Events can serve a variety of purposes, but still need to be updated to maximize the return on investment of time and effort involved. Some questions you might ask include:
- What were the goals, and were they achieved?
- Did the event break even or come close, even when accounting for staff and volunteer time?
- How did visitors, merchants, vendors and other stakeholders feel about the event? What suggestions do they have to make it better?
Answering these questions requires information on numbers (attendance, revenues) and perceptions (visitor experience). While it can be intimidating to ask visitors for input, their perspectives are incredibly valuable, and even if negative, feedback to the planning team is preferred to unfiltered thoughts shared over social media. It is important to have some way of gauging event success to make the next event even better, and to ensure the lessons of the event are kept in mind when planning begins for the following year.
Best practices for event evaluation start with launching evaluation efforts early. Event apps (such as Eventbrite) give you the ability to engage with your customers while also collecting demographic and other information about your audience. People can send their concerns and questions through these apps as well, making it easier for both the customer and for you as the organizer. In addition to these digital tools, you can set up information areas at the event to encourage people to share their ideas and experiences with staff immediately while still at the event. In addition, it is important to use smart event evaluation forms/surveys and ask the right questions. Smart evaluation forms/surveys include questionnaires and surveys that ask the biggest questions you need answers to or feedback on in order to continuously improve your event. At a minimum, key steps to follow include monitoring counts (attendance and sales), conducting a post-event surveys for visitors, conducting interviews with all stakeholders and gathering feedback.
Interviews, surveys, counts, fun facts
Interviews, surveys and counts are the top three activities to help collect data and effectively evaluate your event. Collecting this data also helps create visitor and vendor profiles that can be used for future event planning and continued relationship building. Interviews provide uniquely valuable feedback since they allow people to answer open-ended questions in a free-form fashion instead of just selecting multiple-choice responses. Interviews can be done randomly throughout the event by engaging visitors and vendors. Surveys are equally important to collect valuable data on event performance from the perspective of vendors, sponsors and area businesses. In addition to interviews and surveys, you should have a system set up to count attendees and sales. You can also collect “fun facts” by counting things like how many garbage bags were used, how many kegs were emptied and how many ears of corn were eaten. The fun facts are a great way to engage visitors for future years, since people tend to be intrigued by these facts and they can also demonstrate to potential attendees what sets the event apart from others.

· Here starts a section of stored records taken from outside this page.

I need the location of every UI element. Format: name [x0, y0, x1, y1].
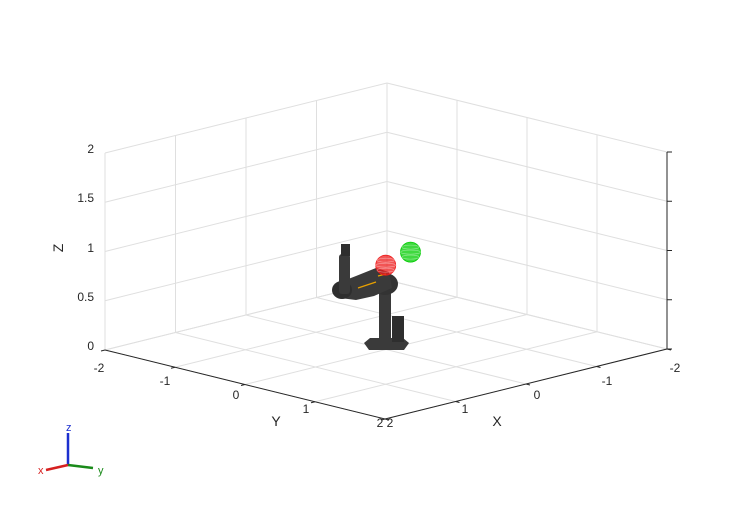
- x-tick-mark: [384, 418, 390, 421]
- x-tick-label-0: 2: [387, 416, 394, 430]
- wall-grid-line: [386, 279, 668, 350]
- z-axis-label: Z: [50, 243, 66, 252]
- y-tick-mark: [170, 366, 176, 369]
- x-tick-mark: [666, 348, 672, 351]
- x-tick-mark: [596, 366, 601, 368]
- x-tick-label-3: -1: [602, 374, 613, 388]
- z-tick-label-0: 0: [87, 339, 94, 353]
- marker-mesh-line: [401, 244, 420, 250]
- triad-x-label: x: [38, 465, 44, 477]
- wall-grid-line: [386, 181, 668, 251]
- robot-forearm: [339, 254, 350, 294]
- marker-sphere: [400, 241, 421, 263]
- robot-accent-line: [357, 281, 377, 289]
- y-tick-mark: [310, 401, 316, 404]
- grid-lines: [104, 82, 668, 420]
- floor-grid-line: [174, 296, 458, 368]
- wall-grid-line: [104, 230, 388, 302]
- y-tick-label-4: 2: [377, 416, 384, 430]
- y-tick-mark: [380, 418, 386, 421]
- z-tick-label-1: 0.5: [77, 290, 94, 304]
- wall-grid-line: [104, 131, 388, 203]
- y-axis-label: Y: [271, 413, 281, 429]
- robot-link-lower: [379, 288, 391, 344]
- robot-wrist: [341, 244, 350, 256]
- marker-mesh-line: [400, 249, 421, 255]
- axes-triad: z y x: [38, 422, 104, 477]
- marker-sphere: [375, 254, 397, 276]
- robot-base-block: [392, 316, 404, 342]
- z-tick-label-3: 1.5: [77, 191, 94, 205]
- y-tick-mark: [240, 384, 246, 386]
- robot-arm: [332, 244, 409, 350]
- y-tick-label-3: 1: [303, 402, 310, 416]
- triad-z-label: z: [66, 422, 72, 434]
- marker-mesh-line: [376, 257, 395, 263]
- axis-lines: [100, 151, 672, 421]
- y-tick-label-2: 0: [233, 388, 240, 402]
- x-tick-mark: [455, 401, 460, 403]
- wall-grid-line: [386, 131, 668, 202]
- x-tick-mark: [525, 383, 531, 386]
- wall-grid-line: [386, 230, 668, 301]
- y-tick-label-0: -2: [94, 361, 105, 375]
- x-tick-label-1: 1: [462, 402, 469, 416]
- floor-grid-line: [316, 297, 597, 367]
- wall-grid-line: [104, 82, 388, 154]
- z-tick-label-4: 2: [87, 142, 94, 156]
- marker-mesh-line: [401, 254, 420, 260]
- marker-mesh-line: [375, 262, 397, 268]
- target-marker-1: [375, 254, 397, 276]
- triad-x-line: [45, 463, 69, 472]
- x-tick-label-4: -2: [670, 361, 681, 375]
- x-tick-label-2: 0: [534, 388, 541, 402]
- triad-y-label: y: [98, 465, 104, 477]
- marker-mesh-line: [376, 267, 395, 273]
- wall-grid-line: [104, 181, 388, 252]
- target-markers: [375, 241, 421, 276]
- y-tick-label-1: -1: [160, 374, 171, 388]
- wall-grid-line: [386, 82, 668, 153]
- triad-y-line: [67, 463, 94, 470]
- x-axis-label: X: [492, 413, 502, 429]
- z-tick-label-2: 1: [87, 241, 94, 255]
- target-marker-0: [400, 241, 421, 263]
- y-tick-mark: [100, 349, 106, 352]
- tick-labels: 0 0.5 1 1.5 2 -2 -1 0 1 2 2 1 0 -1 -2: [77, 142, 680, 430]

Answering your key questions
Once you have collected your data through surveys, counts and interviews, you have what you need to answer those key questions. First, did you achieve your goals? Monetary goals can be evaluated based on expense and profit information—don’t forget to assign a value to in-kind contributions, and take into account staff/volunteer time as well. Attendance goals can be evaluated based on the counts collected. If your goal was to draw a broader mix of demographics, or increase attendance of a specific group, this can be evaluated using the answers from interviews and surveys, and/or registration and social media engagement. How did customers, vendors and businesses feel about the event? This question can be answered from your surveys and interviews. In addition to these specific metrics that should be evaluated for every event, you will have other ideas of what went well and what didn’t from the feedback you received throughout the event. Make a list of ideas and potential changes for next year now while the information is still fresh in your mind.